Bolsa Família não é cortado ao pedir R$ 1.621 do BPC: Nova regra protege renda de famílias vulneráveis

Bolsa Família segue garantido durante análise do BPC de R$ 1.621, aliviando preocupações de famílias de baixa renda.
Uma importante mudança nas regras de benefícios sociais traz um alívio significativo para famílias de baixa renda. Agora, quem recebe o Bolsa Família e solicita o Benefício de Prestação Continuada (BPC), no valor de um salário mínimo atual (R$ 1.621), não terá o Bolsa Família cortado imediatamente durante a análise do pedido.
Essa nova etapa de transição entre os programas visa proteger a renda familiar, evitando que as famílias fiquem sem nenhum tipo de auxílio financeiro enquanto o governo avalia a concessão do BPC. A medida, fruto de um acordo entre o Ministério do Desenvolvimento e Assistência Social (MDS), o INSS, a Advocacia-Geral da União (AGU) e a Defensoria Pública da União (DPU), busca evitar prejuízos a quem mais precisa.
Anteriormente, o simples ato de solicitar o BPC poderia levar à interrupção do Bolsa Família, deixando as famílias em uma situação de vulnerabilidade financeira durante o período de espera pela decisão. Com a nova regra, o beneficiário continua recebendo o Bolsa Família normalmente, garantindo estabilidade até que o BPC seja aprovado ou negado. Conforme divulgado pelo FDR Finanças, Direitos e Renda, essa mudança visa evitar que famílias elegíveis deixem de solicitar o BPC por medo da perda do Bolsa Família.
Entenda a nova etapa de transição dos benefícios
A lógica por trás da nova regra é garantir que a renda da família seja protegida em todas as fases do processo. Enquanto o pedido do BPC está sob análise, o pagamento do Bolsa Família permanece ativo, assegurando que não haja interrupção no suporte financeiro. Esse passo a passo detalhado foi implementado para que ninguém fique desamparado durante a espera.
O receio de perder o Bolsa Família era um grande impeditivo para que muitas pessoas com direito ao BPC fizessem a solicitação.
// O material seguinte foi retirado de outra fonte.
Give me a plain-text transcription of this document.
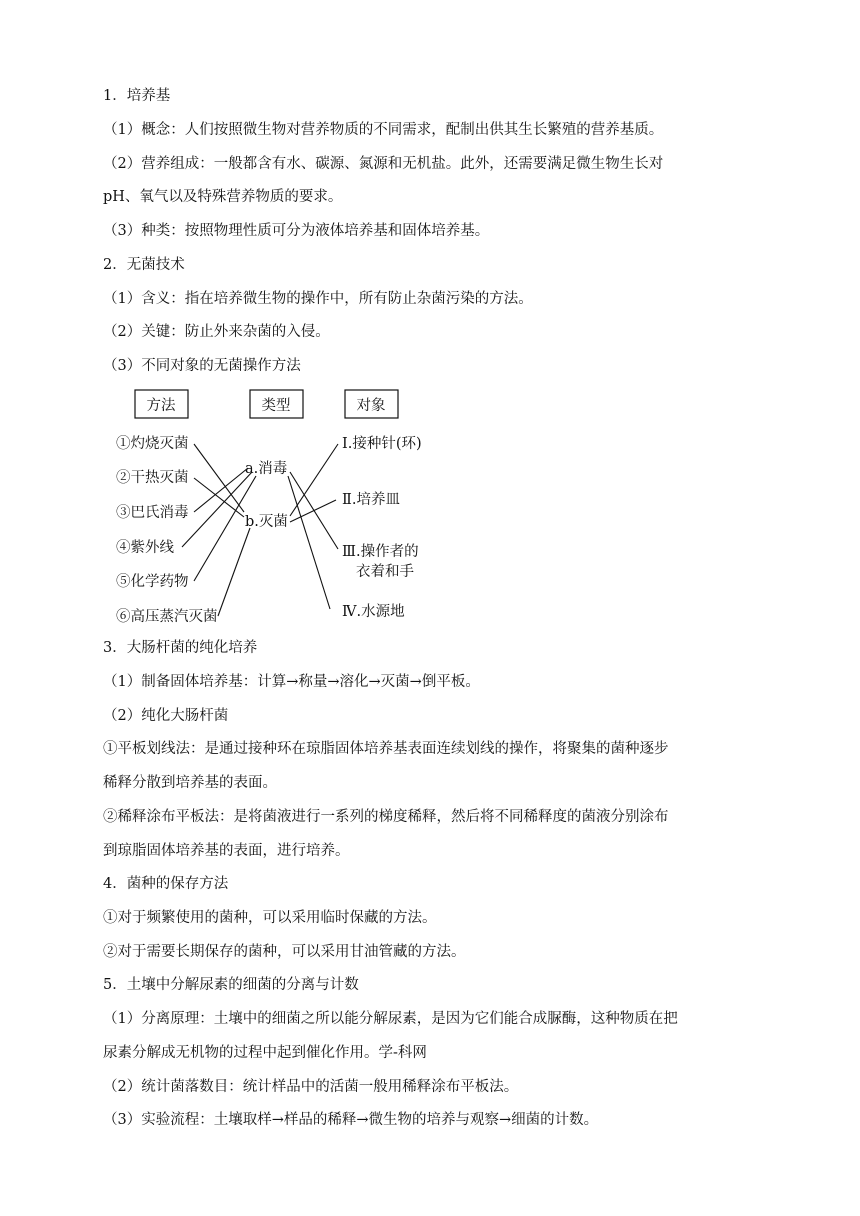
1．培养基
（1）概念：人们按照微生物对营养物质的不同需求，配制出供其生长繁殖的营养基质。
（2）营养组成：一般都含有水、碳源、氮源和无机盐。此外，还需要满足微生物生长对
pH、氧气以及特殊营养物质的要求。
（3）种类：按照物理性质可分为液体培养基和固体培养基。
2．无菌技术
（1）含义：指在培养微生物的操作中，所有防止杂菌污染的方法。
（2）关键：防止外来杂菌的入侵。
（3）不同对象的无菌操作方法
方法	类型	对象
①灼烧灭菌
②干热灭菌
③巴氏消毒
④紫外线
⑤化学药物
⑥高压蒸汽灭菌
a.消毒
b.灭菌
Ⅰ.接种针(环)
Ⅱ.培养皿
Ⅲ.操作者的
衣着和手
Ⅳ.水源地
3．大肠杆菌的纯化培养
（1）制备固体培养基：计算→称量→溶化→灭菌→倒平板。
（2）纯化大肠杆菌
①平板划线法：是通过接种环在琼脂固体培养基表面连续划线的操作，将聚集的菌种逐步
稀释分散到培养基的表面。
②稀释涂布平板法：是将菌液进行一系列的梯度稀释，然后将不同稀释度的菌液分别涂布
到琼脂固体培养基的表面，进行培养。
4．菌种的保存方法
①对于频繁使用的菌种，可以采用临时保藏的方法。
②对于需要长期保存的菌种，可以采用甘油管藏的方法。
5．土壤中分解尿素的细菌的分离与计数
（1）分离原理：土壤中的细菌之所以能分解尿素，是因为它们能合成脲酶，这种物质在把
尿素分解成无机物的过程中起到催化作用。学-科网
（2）统计菌落数目：统计样品中的活菌一般用稀释涂布平板法。
（3）实验流程：土壤取样→样品的稀释→微生物的培养与观察→细菌的计数。
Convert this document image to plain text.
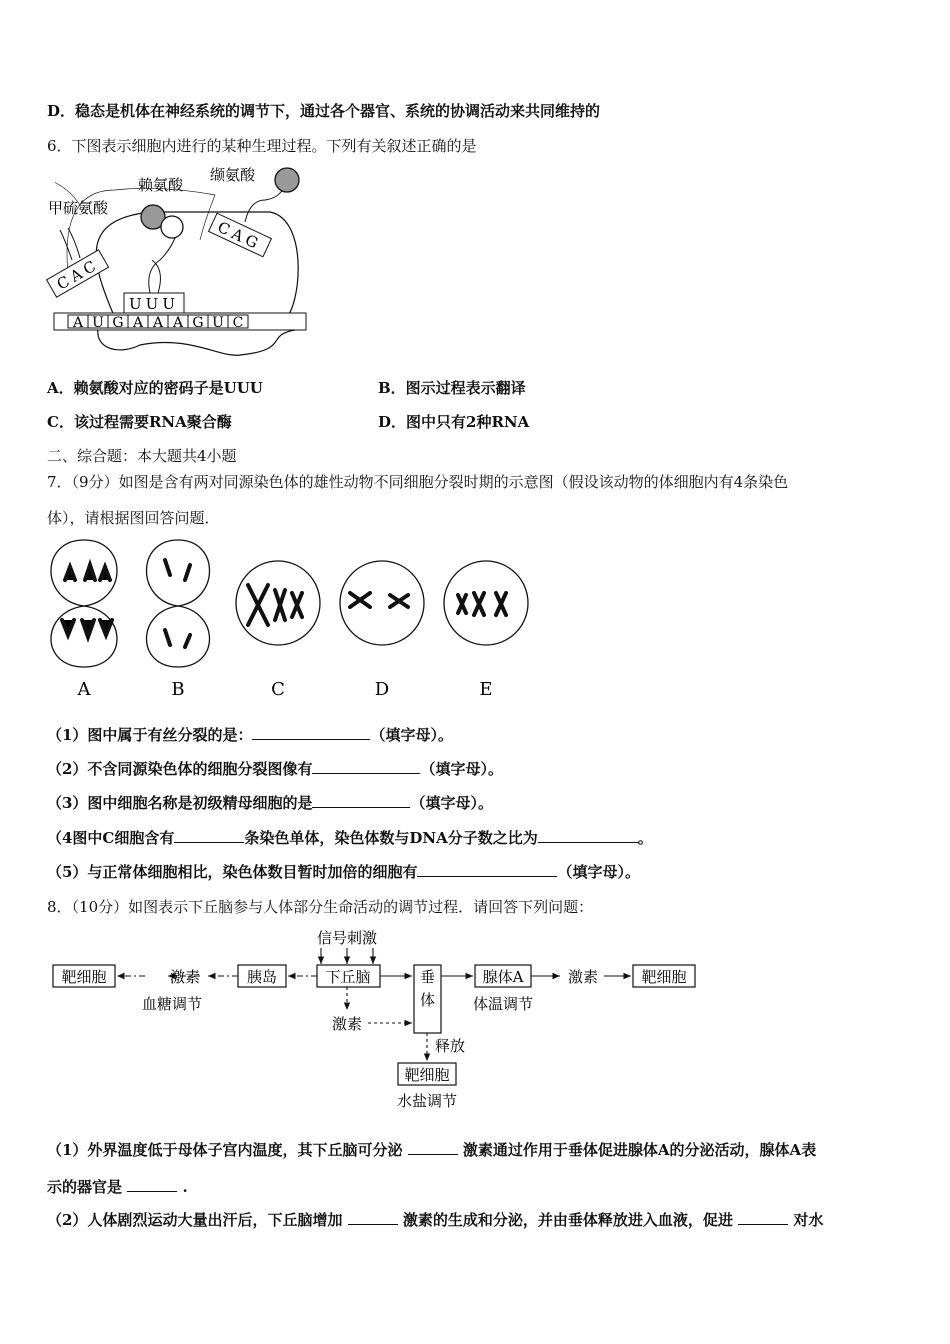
D．稳态是机体在神经系统的调节下，通过各个器官、系统的协调活动来共同维持的
6．下图表示细胞内进行的某种生理过程。下列有关叙述正确的是
A U G A A A G U C
UUU
CAC
CAG
甲硫氨酸
赖氨酸
缬氨酸
A．赖氨酸对应的密码子是UUU	B．图示过程表示翻译
C．该过程需要RNA聚合酶	D．图中只有2种RNA
二、综合题：本大题共4小题
7．（9分）如图是含有两对同源染色体的雄性动物不同细胞分裂时期的示意图（假设该动物的体细胞内有4条染色
体），请根据图回答问题．
A	B	C	D	E
（1）图中属于有丝分裂的是：	（填字母）。
（2）不含同源染色体的细胞分裂图像有	（填字母）。
（3）图中细胞名称是初级精母细胞的是	（填字母）。
（4图中C细胞含有	条染色单体，染色体数与DNA分子数之比为	。
（5）与正常体细胞相比，染色体数目暂时加倍的细胞有	（填字母）。
8．（10分）如图表示下丘脑参与人体部分生命活动的调节过程．请回答下列问题：
信号刺激
靶细胞	激素	胰岛	下丘脑	垂体	腺体A	激素	靶细胞
血糖调节	体温调节
激素
释放
靶细胞
水盐调节
（1）外界温度低于母体子宫内温度，其下丘脑可分泌	激素通过作用于垂体促进腺体A的分泌活动，腺体A表
示的器官是	.
（2）人体剧烈运动大量出汗后，下丘脑增加	激素的生成和分泌，并由垂体释放进入血液，促进	对水
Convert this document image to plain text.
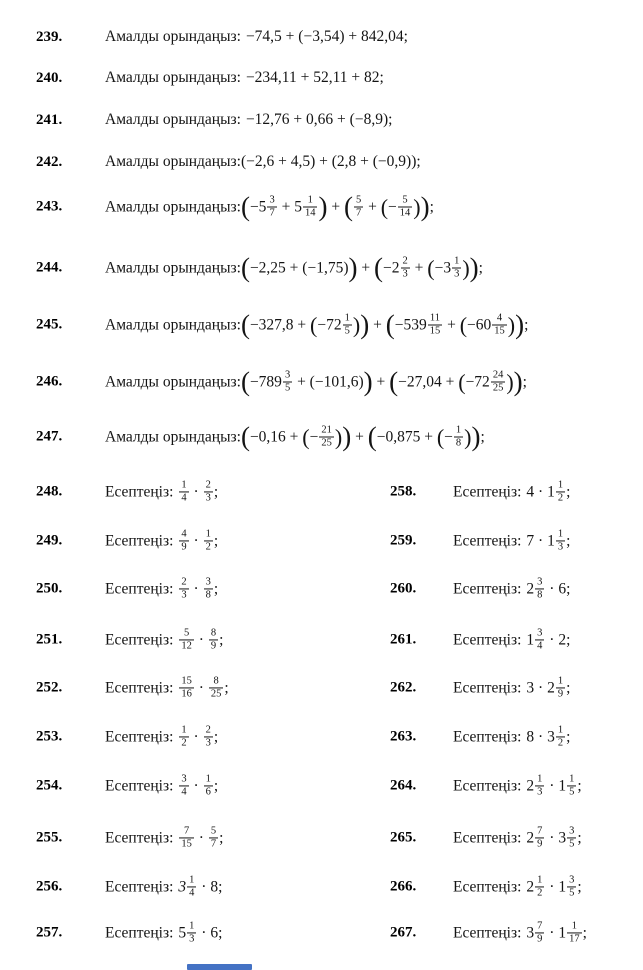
239.	Амалды орындаңыз: −74,5 + (−3,54) + 842,04;
240.	Амалды орындаңыз: −234,11 + 52,11 + 82;
241.	Амалды орындаңыз: −12,76 + 0,66 + (−8,9);
242.	Амалды орындаңыз: (−2,6 + 4,5) + (2,8 + (−0,9));
243.	Амалды орындаңыз: ( $-5 \frac{3}{7} + 5 \frac{1}{14}$ ) + ( $\frac{5}{7}$ + ( − $\frac{5}{14}$ ) ) ;
244.	Амалды орындаңыз: ( −2,25 + (−1,75) ) + ( $-2 \frac{2}{3}$ + ( $-3 \frac{1}{3}$ ) ) ;
245.	Амалды орындаңыз: ( −327,8 + ( $-72 \frac{1}{5}$ ) ) + ( $-539 \frac{11}{15}$ + ( $-60 \frac{4}{15}$ ) ) ;
246.	Амалды орындаңыз: ( $-789 \frac{3}{5} + (-101,6)$ ) + ( −27,04 + ( $-72 \frac{24}{25}$ ) ) ;
247.	Амалды орындаңыз: ( −0,16 + ( − $\frac{21}{25}$ ) ) + ( −0,875 + ( − $\frac{1}{8}$ ) ) ;
248.	Есептеңіз: $\frac{1}{4} \cdot \frac{2}{3}$ ;
249.	Есептеңіз: $\frac{4}{9} \cdot \frac{1}{2}$ ;
250.	Есептеңіз: $\frac{2}{3} \cdot \frac{3}{8}$ ;
251.	Есептеңіз: $\frac{5}{12} \cdot \frac{8}{9}$ ;
252.	Есептеңіз: $\frac{15}{16} \cdot \frac{8}{25}$ ;
253.	Есептеңіз: $\frac{1}{2} \cdot \frac{2}{3}$ ;
254.	Есептеңіз: $\frac{3}{4} \cdot \frac{1}{6}$ ;
255.	Есептеңіз: $\frac{7}{15} \cdot \frac{5}{7}$ ;
256.	Есептеңіз: $3 \frac{1}{4} \cdot 8$;
257.	Есептеңіз: $5 \frac{1}{3} \cdot 6$;
258.	Есептеңіз: $4 \cdot 1 \frac{1}{2}$ ;
259.	Есептеңіз: $7 \cdot 1 \frac{1}{3}$ ;
260.	Есептеңіз: $2 \frac{3}{8} \cdot 6$;
261.	Есептеңіз: $1 \frac{3}{4} \cdot 2$;
262.	Есептеңіз: $3 \cdot 2 \frac{1}{9}$ ;
263.	Есептеңіз: $8 \cdot 3 \frac{1}{2}$ ;
264.	Есептеңіз: $2 \frac{1}{3} \cdot 1 \frac{1}{5}$ ;
265.	Есептеңіз: $2 \frac{7}{9} \cdot 3 \frac{3}{5}$ ;
266.	Есептеңіз: $2 \frac{1}{2} \cdot 1 \frac{3}{5}$ ;
267.	Есептеңіз: $3 \frac{7}{9} \cdot 1 \frac{1}{17}$ ;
Agora, esse medo pode ser deixado de lado, permitindo que mais pessoas acessem os benefícios a que têm direito com mais segurança e tranquilidade.
Por que a regra mudou? Entenda o impacto na renda familiar
A alteração nas regras está diretamente ligada a uma mudança no cálculo da renda familiar utilizado para a concessão do BPC. A nova legislação passou a considerar valores que antes eram excluídos do cálculo, como, em algumas situações, o próprio valor recebido do Bolsa Família. Essa inclusão podia, em determinados casos, fazer com que o pedido de BPC ultrapassasse o limite de renda estabelecido para a concessão.
Para resolver essa questão e evitar que famílias elegíveis fossem prejudicadas, foi criada essa análise específica para esses casos. É fundamental que o responsável familiar, ao solicitar o BPC, informe essa condição e autorize o desligamento voluntário do Bolsa Família apenas se o BPC for aprovado e o Bolsa Família for o único fator impeditivo para a concessão do novo benefício.
Quem tem direito ao BPC e como solicitar o benefício de R$ 1.621
O Benefício de Prestação Continuada (BPC) é um auxílio assistencial, distinto de uma aposentadoria, pois não exige contribuições prévias ao INSS. Para ter direito ao BPC, é necessário atender a alguns requisitos básicos. É preciso comprovar ser pessoa com deficiência de qualquer idade, ter impedimentos de longo prazo que causem desvantagens ou que impeçam a participação plena e efetiva na sociedade, ou ter 65 anos ou mais. Além disso, a renda familiar mensal por pessoa deve ser inferior a um quarto do salário mínimo vigente.
A família também deve estar com o Cadastro Nacional de Informações Sociais (CadÚnico) atualizado e em situação cadastral ativa. Se você ou um familiar se enquadra nesse perfil e hesitava em solicitar o BPC por receio de perder o Bolsa Família, agora esse receio não tem mais fundamento. É possível solicitar o benefício com segurança, sabendo que seu auxílio atual será mantido durante a análise.
O pedido do BPC pode ser feito de forma gratuita através do aplicativo ou site Meu INSS, ou pela Central 135. A atualização do CadÚnico, que é essencial, deve ser realizada no Centro de Referência de Assistência Social (CRAS) do seu município. Essa facilidade no acesso e a garantia de não perder outros benefícios tornam o processo mais acessível para quem realmente necessita do suporte.